Selon le scénario pessimiste, il n'y aura pas de reprise économique et le marché immobilier s'effondrera. Dans ce cas, il y a fort à parier que la SCHL subira des pertes énormes, et devra demander l'aide du fédéral. D'après ce scénario, il est certain que le prix des maisons chutera radicalement.

Le scénario réaliste se situe entre ces deux extrêmes.

Enfin, il ne faut pas oublier l'importance des taux d'intérêt. Toute remontée sensible et soudaine des taux serait catastrophique pour le marché immobilier. Nombre de personnes veulent s'offrir une maison cossue et optent pour des hypothèques à court terme à bas taux d'intérêt. Mais si elles ont à renouveler leur prêt à un taux beaucoup plus élevé, plusieurs d'entre elles seront forcées de vendre leur maison à bas prix ou de faire faillite.

Une chose est certaine : au mieux, le marché immobilier canadien stagnera pendant plusieurs années.

La Société canadienne d'hypothèques et de logement présente un bilan inquiétant

L'intervention massive du gouvernement fédéral dans le marché immobilier m'a poussé à jeter un coup d'oeil aux états financiers de la Société canadienne d'hypothèques et de logement (SCHL).

Le portrait est sombre; en fait, si la SCHL était inscrite en Bourse, je n'achèterais certainement pas ses actions. Toutefois, il ne faut pas paniquer et conclure à la faillite.

Puisque la SCHL est une agence fédérale, c'est au gouvernement qu'il reviendra de payer pour les pots cassés si elle se trouvait en difficulté. Et les états financiers de la SCHL laissent croire que la facture pourrait être salée.

Au 31 décembre 2009, les cautionnements sur les titres hypothécaires devraient atteindre 372,6 milliards de dollars (G$). Il s'agit du montant des garanties de la SCHL pour ces titres en circulation. C'est plus du double qu'il y a deux ans.

Le premier rôle de la SCHL est d'agir en tant qu'assureur hypothécaire. Au Canada, l'assurance hypothécaire est obligatoire pour tout prêt hypothécaire octroyé par une institution financière soumise à la réglementation fédérale, lorsque l'apport personnel de l'emprunteur est inférieur à 20 %. Cette assurance couvre les pertes du prêteur en cas de défaut de paiement de l'emprunteur.

Au 31 décembre 2008, la SCHL comptait 407 G$ d'assurances hypothécaires en vigueur (l'organisme prévoyait un montant de 315,7 G$). Elle prévoit que les assurances hypothécaires atteindront 440,8 G$ cette année.
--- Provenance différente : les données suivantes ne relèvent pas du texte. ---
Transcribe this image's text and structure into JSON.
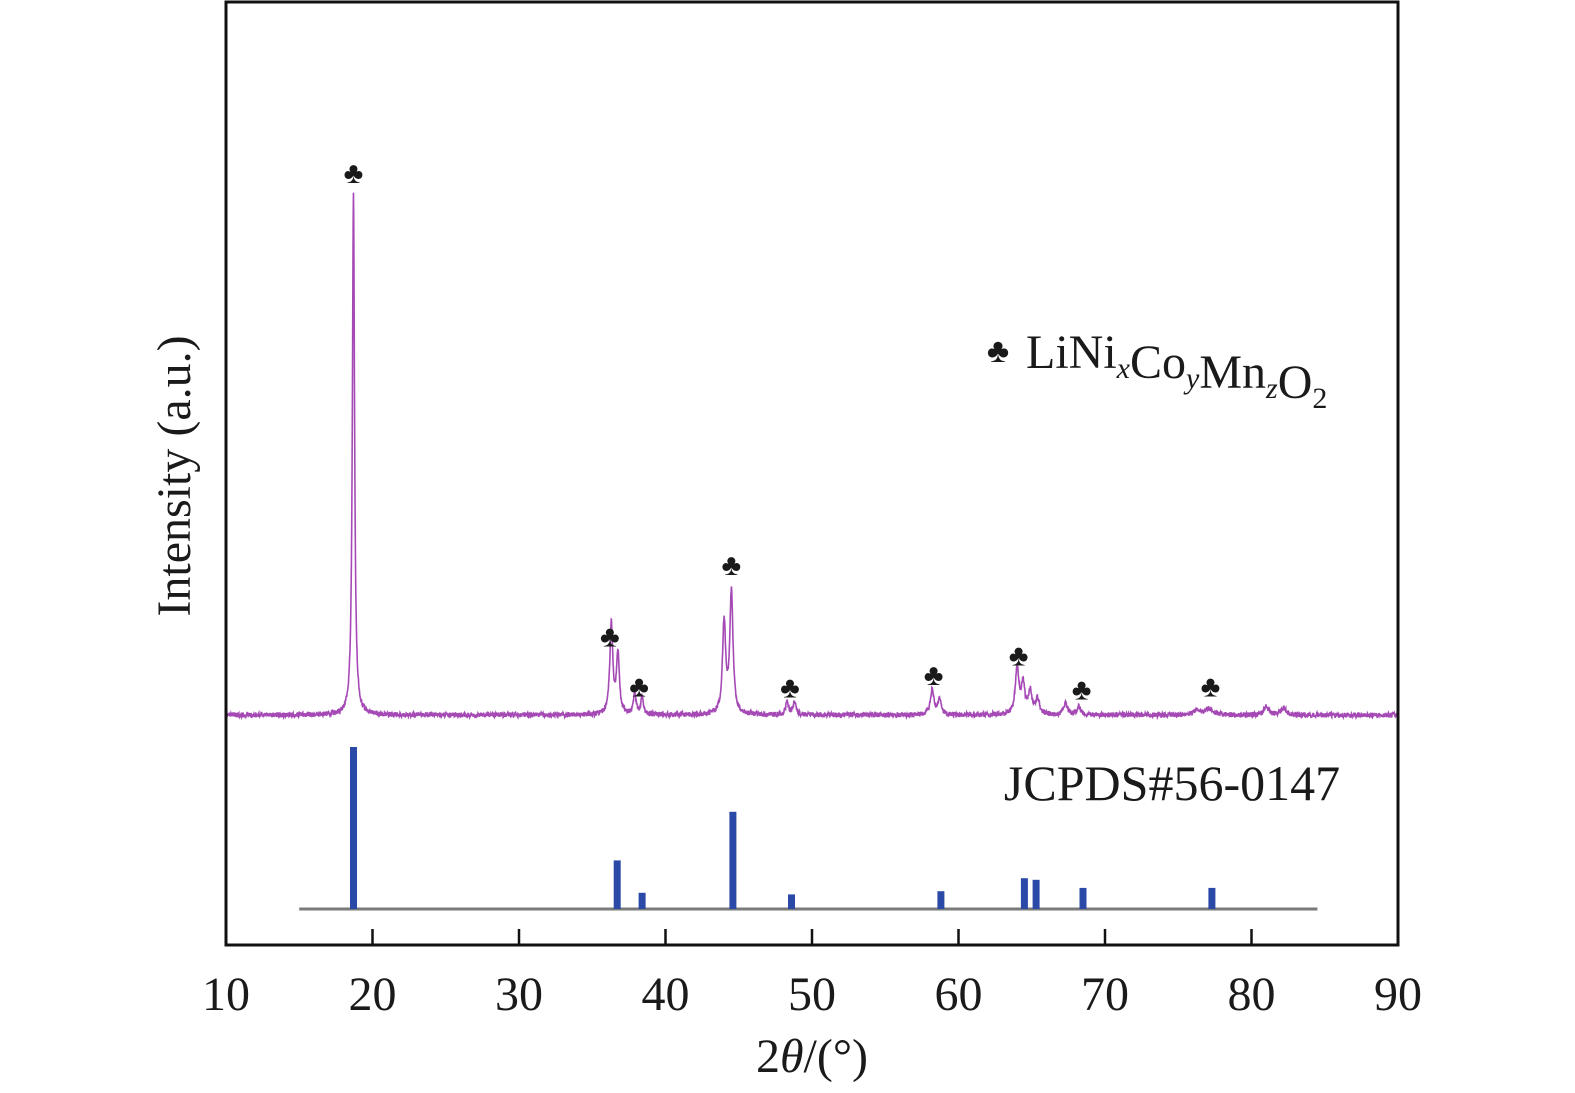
{
  "chart_data": {
    "type": "line",
    "xlabel_parts": [
      "2",
      "θ",
      "/(°)"
    ],
    "ylabel": "Intensity (a.u.)",
    "xlim": [
      10,
      90
    ],
    "xticks": [
      "10",
      "20",
      "30",
      "40",
      "50",
      "60",
      "70",
      "80",
      "90"
    ],
    "legend": {
      "marker": "♣",
      "label_parts": [
        {
          "t": "LiNi",
          "s": "normal"
        },
        {
          "t": "x",
          "s": "sub-italic"
        },
        {
          "t": "Co",
          "s": "normal"
        },
        {
          "t": "y",
          "s": "sub-italic"
        },
        {
          "t": "Mn",
          "s": "normal"
        },
        {
          "t": "z",
          "s": "sub-italic"
        },
        {
          "t": "O",
          "s": "normal"
        },
        {
          "t": "2",
          "s": "sub"
        }
      ]
    },
    "reference_label": "JCPDS#56-0147",
    "marker_symbol": "♣",
    "xrd_pattern": {
      "color": "#a54ab5",
      "baseline": 0.0,
      "peaks": [
        {
          "x": 18.7,
          "h": 100,
          "w": 0.09
        },
        {
          "x": 36.3,
          "h": 17.5,
          "w": 0.12
        },
        {
          "x": 36.75,
          "h": 11.5,
          "w": 0.12
        },
        {
          "x": 37.9,
          "h": 4.2,
          "w": 0.1
        },
        {
          "x": 38.4,
          "h": 3.5,
          "w": 0.1
        },
        {
          "x": 44.0,
          "h": 17.5,
          "w": 0.13
        },
        {
          "x": 44.5,
          "h": 23.5,
          "w": 0.13
        },
        {
          "x": 48.3,
          "h": 2.4,
          "w": 0.12
        },
        {
          "x": 48.8,
          "h": 2.5,
          "w": 0.12
        },
        {
          "x": 58.2,
          "h": 4.8,
          "w": 0.14
        },
        {
          "x": 58.7,
          "h": 2.8,
          "w": 0.14
        },
        {
          "x": 64.0,
          "h": 8.5,
          "w": 0.15
        },
        {
          "x": 64.4,
          "h": 5.5,
          "w": 0.15
        },
        {
          "x": 64.9,
          "h": 4.2,
          "w": 0.15
        },
        {
          "x": 65.4,
          "h": 3.0,
          "w": 0.15
        },
        {
          "x": 67.3,
          "h": 2.2,
          "w": 0.15
        },
        {
          "x": 68.2,
          "h": 1.6,
          "w": 0.15
        },
        {
          "x": 76.3,
          "h": 1.1,
          "w": 0.25
        },
        {
          "x": 77.1,
          "h": 1.3,
          "w": 0.25
        },
        {
          "x": 81.0,
          "h": 1.6,
          "w": 0.2
        },
        {
          "x": 82.2,
          "h": 1.4,
          "w": 0.2
        }
      ]
    },
    "peak_markers_x": [
      18.7,
      36.2,
      38.2,
      44.5,
      48.5,
      58.3,
      64.1,
      68.4,
      77.2
    ],
    "reference_lines": {
      "color": "#2b4aa8",
      "x": [
        18.7,
        36.7,
        38.4,
        44.6,
        48.6,
        58.8,
        64.5,
        65.3,
        68.5,
        77.3
      ],
      "intensity": [
        100,
        30,
        10,
        60,
        9,
        11,
        19,
        18,
        13,
        13
      ],
      "xrange": [
        15,
        84.5
      ]
    }
  }
}
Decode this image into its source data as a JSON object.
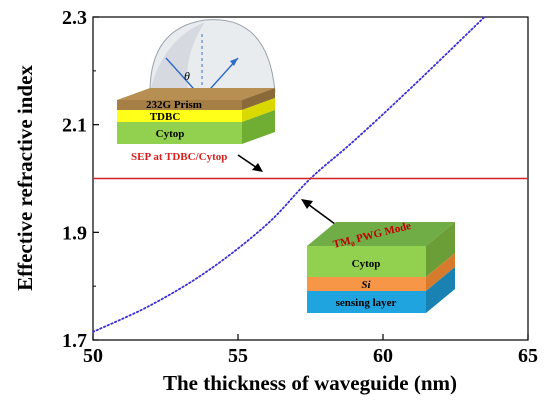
{
  "chart_data": {
    "type": "line",
    "xlabel": "The thickness of waveguide (nm)",
    "ylabel": "Effective refractive index",
    "xlim": [
      50,
      65
    ],
    "ylim": [
      1.7,
      2.3
    ],
    "xticks": [
      "50",
      "55",
      "60",
      "65"
    ],
    "yticks": [
      "1.7",
      "1.9",
      "2.1",
      "2.3"
    ],
    "grid": false,
    "series": [
      {
        "name": "TM0 PWG Mode",
        "style": "dotted",
        "color": "#3b2fd6",
        "x": [
          50,
          52,
          54,
          56,
          57.5,
          59,
          61,
          63.5
        ],
        "y": [
          1.715,
          1.765,
          1.83,
          1.915,
          2.0,
          2.07,
          2.17,
          2.3
        ]
      },
      {
        "name": "SEP at TDBC/Cytop",
        "style": "solid",
        "color": "#d62020",
        "x": [
          50,
          65
        ],
        "y": [
          2.0,
          2.0
        ]
      }
    ],
    "annotations": {
      "sep_label": "SEP at TDBC/Cytop",
      "mode_label": "TM",
      "mode_subscript": "0",
      "mode_suffix": " PWG Mode"
    }
  },
  "inset_top": {
    "theta": "θ",
    "layers": [
      "232G Prism",
      "TDBC",
      "Cytop"
    ]
  },
  "inset_bottom": {
    "layers": [
      "Cytop",
      "Si",
      "sensing layer"
    ]
  },
  "colors": {
    "prism": "#a57f46",
    "tdbc": "#ffff1a",
    "cytop": "#92d050",
    "si": "#f79646",
    "sensing": "#1fa4e0",
    "red_line": "#d62020",
    "dotted_curve": "#3b2fd6"
  }
}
Peut-on ajouter les cautionnements aux assurances en vigueur, ce qui donne un poids financier total de plus de 812 G$ (ce montant représente plus de la moitié du produit intérieur brut du Canada ! C'est presque 100 fois l'avoir de la SCHL, qui était de 8,2 G$ à la fin de 2008), comme on peut le lire sur certains blogues financiers ?

Je ne le crois pas, parce que ce faisant, on compte deux fois les hypothèques assurées qui font partie des titres hypothécaires.

Il n'en reste pas moins que ces chiffres font réfléchir.

Produits dérivés et PCAA

La SCHL possède aussi pour 4,7 G$ de produits dérivés, en hausse de 4 G$ depuis un an. Vous me direz que c'est un détail, pour une société dont l'actif total s'élève à 203 G$. Cependant, cela représente plus de 50 % de l'avoir des actionnaires.

Quant au passif, la SCHL affiche 147,7 G$ d'obligations hypothécaires. Elle en a émis pour 42,2 G$ l'an dernier, en plus d'avoir emprunté 27,8 G$ du gouvernement du Canada. La Société prévoit emprunter 126,4 G$ de plus au fédéral cette année.

Ses obligations hypothécaires représentent 18 fois l'avoir des actionnaires.

Une parenthèse en terminant : le papier commercial adossé à des actifs non bancaires (le fameux PCAA) offre un bon exemple des excès qui ont parfois cours dans le monde de la titrisation. La SCHL a acheté du PCAA à un coût initial de 239 millions de dollars (M$); la valeur comptable de ce placement avait glissé à 165 M$ au 31 décembre 2008. Cette année-là, la SCHL avait radié 59 M$ dans la valeur comptable de son PCAA. Cela est loin de me rassurer.